Так вот и я стал отчаянно думать и сопротивляться собственной наивности и молодости, как будто это было не благом для меня, а непосильным ярмом. Вот как я захотел одряхлеть, даже самому не верится! И стал я тогда «духовно» побираться, т. е. общаться со всеми подряд, и узнавать, как этот самый опыт вместе со старостью наступает, поскольку теперь только через это надумал заполучить свою Фею!
И был среди нас один очень старый студент, такой старый, что его даже в студенты не хотели принимать, но он все же схитрил и отнял у себя одну, другую парочку лет, и звали его Федей, только он не любил, когда его так звали, и он всем говорил: «Зовите меня просто Федором Аристарховичем», – но его все звали Федькой, и он в конце концов смирился с этим, но свое умственное старческое превосходство все равно при случае подчеркивал, и вот я и обратился к нему за советом, и он мне его дал, после того, конечно, как я сводил его в самый дорогой ресторан…
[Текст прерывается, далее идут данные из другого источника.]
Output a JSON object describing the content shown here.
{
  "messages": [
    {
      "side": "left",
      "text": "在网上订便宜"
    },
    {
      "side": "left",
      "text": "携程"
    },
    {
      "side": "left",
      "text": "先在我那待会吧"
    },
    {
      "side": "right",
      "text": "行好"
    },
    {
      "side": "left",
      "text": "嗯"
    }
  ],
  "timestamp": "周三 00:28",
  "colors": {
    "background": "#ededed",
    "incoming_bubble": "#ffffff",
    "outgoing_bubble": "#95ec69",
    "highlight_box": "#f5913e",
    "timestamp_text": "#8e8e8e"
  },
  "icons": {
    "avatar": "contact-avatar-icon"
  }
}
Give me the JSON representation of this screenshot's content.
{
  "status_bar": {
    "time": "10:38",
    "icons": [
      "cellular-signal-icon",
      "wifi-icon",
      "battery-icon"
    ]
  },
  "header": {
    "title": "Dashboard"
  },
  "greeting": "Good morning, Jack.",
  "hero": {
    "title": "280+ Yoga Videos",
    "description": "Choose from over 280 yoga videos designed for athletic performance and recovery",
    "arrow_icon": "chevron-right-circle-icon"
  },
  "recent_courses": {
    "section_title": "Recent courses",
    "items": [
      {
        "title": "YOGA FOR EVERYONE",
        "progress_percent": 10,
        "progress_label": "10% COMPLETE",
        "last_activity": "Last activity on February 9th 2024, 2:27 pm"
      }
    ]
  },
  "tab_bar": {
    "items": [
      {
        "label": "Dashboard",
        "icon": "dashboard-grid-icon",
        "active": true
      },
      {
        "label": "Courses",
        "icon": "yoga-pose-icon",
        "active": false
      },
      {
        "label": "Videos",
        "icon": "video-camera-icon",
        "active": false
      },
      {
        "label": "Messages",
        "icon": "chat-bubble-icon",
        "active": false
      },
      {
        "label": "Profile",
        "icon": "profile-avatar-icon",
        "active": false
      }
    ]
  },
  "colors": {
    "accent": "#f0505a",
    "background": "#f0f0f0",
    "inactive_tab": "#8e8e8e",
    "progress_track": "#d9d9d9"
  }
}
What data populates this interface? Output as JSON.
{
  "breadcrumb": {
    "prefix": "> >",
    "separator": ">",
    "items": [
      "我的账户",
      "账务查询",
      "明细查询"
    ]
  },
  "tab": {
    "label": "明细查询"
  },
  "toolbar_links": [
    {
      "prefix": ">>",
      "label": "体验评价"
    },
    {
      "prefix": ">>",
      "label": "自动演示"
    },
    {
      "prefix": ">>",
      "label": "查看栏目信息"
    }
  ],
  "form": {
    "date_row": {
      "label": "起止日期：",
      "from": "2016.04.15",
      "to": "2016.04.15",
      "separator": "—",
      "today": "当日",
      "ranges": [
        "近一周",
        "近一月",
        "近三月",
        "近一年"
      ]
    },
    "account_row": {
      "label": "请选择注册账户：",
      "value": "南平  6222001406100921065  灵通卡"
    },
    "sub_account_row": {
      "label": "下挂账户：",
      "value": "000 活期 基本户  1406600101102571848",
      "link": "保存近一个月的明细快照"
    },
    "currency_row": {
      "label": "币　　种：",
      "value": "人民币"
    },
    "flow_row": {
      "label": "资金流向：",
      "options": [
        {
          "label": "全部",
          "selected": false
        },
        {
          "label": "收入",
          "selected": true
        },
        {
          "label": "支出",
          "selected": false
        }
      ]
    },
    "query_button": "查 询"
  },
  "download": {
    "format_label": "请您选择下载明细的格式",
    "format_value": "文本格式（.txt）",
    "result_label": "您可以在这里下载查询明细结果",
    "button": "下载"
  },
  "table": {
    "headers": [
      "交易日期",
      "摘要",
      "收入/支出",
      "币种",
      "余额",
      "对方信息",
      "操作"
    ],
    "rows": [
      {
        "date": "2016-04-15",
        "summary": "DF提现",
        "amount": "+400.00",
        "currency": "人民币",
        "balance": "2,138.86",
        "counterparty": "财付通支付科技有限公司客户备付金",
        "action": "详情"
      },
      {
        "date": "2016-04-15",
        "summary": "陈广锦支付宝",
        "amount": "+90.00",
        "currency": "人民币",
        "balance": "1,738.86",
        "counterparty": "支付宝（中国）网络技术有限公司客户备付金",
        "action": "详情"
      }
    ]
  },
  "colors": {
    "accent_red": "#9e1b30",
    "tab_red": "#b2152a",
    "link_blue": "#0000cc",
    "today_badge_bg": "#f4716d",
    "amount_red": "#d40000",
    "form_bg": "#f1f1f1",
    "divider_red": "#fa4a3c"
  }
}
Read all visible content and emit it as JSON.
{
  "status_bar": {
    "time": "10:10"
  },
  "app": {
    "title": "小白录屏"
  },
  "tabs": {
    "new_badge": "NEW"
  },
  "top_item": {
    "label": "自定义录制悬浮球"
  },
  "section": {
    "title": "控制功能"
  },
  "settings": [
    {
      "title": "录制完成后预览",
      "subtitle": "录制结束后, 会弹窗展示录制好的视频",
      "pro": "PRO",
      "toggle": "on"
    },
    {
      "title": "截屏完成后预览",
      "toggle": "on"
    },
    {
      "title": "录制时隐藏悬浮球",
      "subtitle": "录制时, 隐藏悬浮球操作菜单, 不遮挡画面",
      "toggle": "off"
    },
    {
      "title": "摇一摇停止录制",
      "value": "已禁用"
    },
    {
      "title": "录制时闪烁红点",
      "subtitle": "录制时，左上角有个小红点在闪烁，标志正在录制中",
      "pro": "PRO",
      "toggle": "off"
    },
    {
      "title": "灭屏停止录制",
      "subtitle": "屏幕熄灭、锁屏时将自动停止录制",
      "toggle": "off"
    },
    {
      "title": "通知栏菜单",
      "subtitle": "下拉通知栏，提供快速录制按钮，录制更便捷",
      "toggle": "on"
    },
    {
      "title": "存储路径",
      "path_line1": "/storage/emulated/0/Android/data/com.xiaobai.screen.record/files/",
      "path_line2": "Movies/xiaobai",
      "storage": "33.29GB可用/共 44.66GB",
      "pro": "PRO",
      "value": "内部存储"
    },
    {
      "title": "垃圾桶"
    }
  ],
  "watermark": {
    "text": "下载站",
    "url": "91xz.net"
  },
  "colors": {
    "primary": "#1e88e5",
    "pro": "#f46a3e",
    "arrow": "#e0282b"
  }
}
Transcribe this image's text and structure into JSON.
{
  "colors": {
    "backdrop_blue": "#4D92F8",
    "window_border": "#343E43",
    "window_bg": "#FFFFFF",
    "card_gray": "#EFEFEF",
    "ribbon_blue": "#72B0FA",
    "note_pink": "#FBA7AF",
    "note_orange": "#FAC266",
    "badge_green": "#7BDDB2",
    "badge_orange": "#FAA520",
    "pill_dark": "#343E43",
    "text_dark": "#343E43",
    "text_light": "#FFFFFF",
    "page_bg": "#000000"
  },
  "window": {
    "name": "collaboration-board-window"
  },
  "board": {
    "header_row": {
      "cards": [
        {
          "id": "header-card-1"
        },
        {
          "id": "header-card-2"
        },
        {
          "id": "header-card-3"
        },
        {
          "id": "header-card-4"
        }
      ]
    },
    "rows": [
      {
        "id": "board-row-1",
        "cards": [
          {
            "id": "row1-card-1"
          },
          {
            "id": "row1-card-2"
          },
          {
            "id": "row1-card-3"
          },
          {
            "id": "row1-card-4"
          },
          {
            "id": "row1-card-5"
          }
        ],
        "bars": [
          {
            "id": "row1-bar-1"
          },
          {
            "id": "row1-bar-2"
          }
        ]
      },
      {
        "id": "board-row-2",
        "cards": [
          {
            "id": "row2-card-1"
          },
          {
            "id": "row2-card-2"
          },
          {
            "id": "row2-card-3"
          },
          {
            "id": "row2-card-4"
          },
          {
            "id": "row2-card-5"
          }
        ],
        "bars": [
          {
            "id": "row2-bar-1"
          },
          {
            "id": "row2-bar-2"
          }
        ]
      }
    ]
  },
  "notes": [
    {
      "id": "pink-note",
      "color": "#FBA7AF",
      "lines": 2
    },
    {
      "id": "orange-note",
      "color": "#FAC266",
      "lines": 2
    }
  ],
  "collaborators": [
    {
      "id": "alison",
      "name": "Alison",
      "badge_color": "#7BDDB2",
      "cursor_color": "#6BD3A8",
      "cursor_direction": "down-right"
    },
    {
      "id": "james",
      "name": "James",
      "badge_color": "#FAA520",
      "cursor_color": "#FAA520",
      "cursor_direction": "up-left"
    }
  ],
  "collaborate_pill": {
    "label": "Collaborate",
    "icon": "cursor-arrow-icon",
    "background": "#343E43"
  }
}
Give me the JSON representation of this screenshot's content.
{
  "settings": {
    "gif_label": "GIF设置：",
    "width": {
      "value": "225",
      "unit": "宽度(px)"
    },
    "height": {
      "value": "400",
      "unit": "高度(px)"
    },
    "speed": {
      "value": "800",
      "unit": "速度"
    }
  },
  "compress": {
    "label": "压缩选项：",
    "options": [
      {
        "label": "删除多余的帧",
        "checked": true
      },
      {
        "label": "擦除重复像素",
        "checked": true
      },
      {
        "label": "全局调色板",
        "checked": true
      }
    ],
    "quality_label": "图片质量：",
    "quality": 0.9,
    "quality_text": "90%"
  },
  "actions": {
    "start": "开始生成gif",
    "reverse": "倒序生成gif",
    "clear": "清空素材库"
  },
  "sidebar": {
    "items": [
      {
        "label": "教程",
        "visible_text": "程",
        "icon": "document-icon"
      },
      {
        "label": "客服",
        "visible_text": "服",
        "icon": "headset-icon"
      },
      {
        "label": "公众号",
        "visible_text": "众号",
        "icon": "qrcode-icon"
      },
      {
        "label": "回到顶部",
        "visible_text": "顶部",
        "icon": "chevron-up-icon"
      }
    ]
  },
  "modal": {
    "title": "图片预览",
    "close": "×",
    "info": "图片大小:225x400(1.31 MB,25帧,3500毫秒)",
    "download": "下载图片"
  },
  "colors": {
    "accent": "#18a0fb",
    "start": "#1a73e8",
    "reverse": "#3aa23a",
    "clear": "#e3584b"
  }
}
И вот он напился, как свинья, потом схватил меня за шиворот и шепнул мне на ухо: «Тебе бы, сопляку, в каких-нибудь экстремальных условиях поработать надо!»
– Это как? – удивился я.
– Ну, сторожем в морге или санитаром на «скорой помощи», одним словом, чужую смерть повидать надо! Вот тогда ты и состаришься враз! А сейчас ты так, говно на палочке!
Помню, слезы выступили у меня тогда на глазах, и в морду ему хотел дать. И даже чего-то еще такое натворить, чтоб и самому тошно стало, да сдержался, а его совет, как ни странно, на веру себе так и принял, что сразу решил во что бы то ни стало пойти работать санитаром на «скорую помощь». Ибо спасать живых более благородно, чем глядеть на мертвых, хотя потом и на мертвых поглядеть пришлось изрядно.
Когда человек верит во что-то, он действительно становится таким, как ему подсказывает его собственная вера. Не хочу лгать, но работа на скорой была для меня и адом, и раем одновременно, ибо любая тварь корчится в собственном теле и любой твари от любой нелепой случайности позволено покинуть этот мир, как, впрочем, и воскреснуть, т. е. вернуться обратно в свое прежнее состояние, а мне, простому смертному, довелось множество раз наблюдать отходняк, и всякий раз думалось мне, что сейчас, вот-вот что-то этот умирающий и скажет очень важное, напоследок, и выразит перед смертью что-то такое, что, может быть, он всю свою жизнь добивался сказать, ан, нет, никто ничего так и не сказал и умер просто так, как какую-нибудь обычную гадость совершил, и выходило по натуре, что мы все такие ничтожные и такие несчастные твари, даже самому порой страшно становилось.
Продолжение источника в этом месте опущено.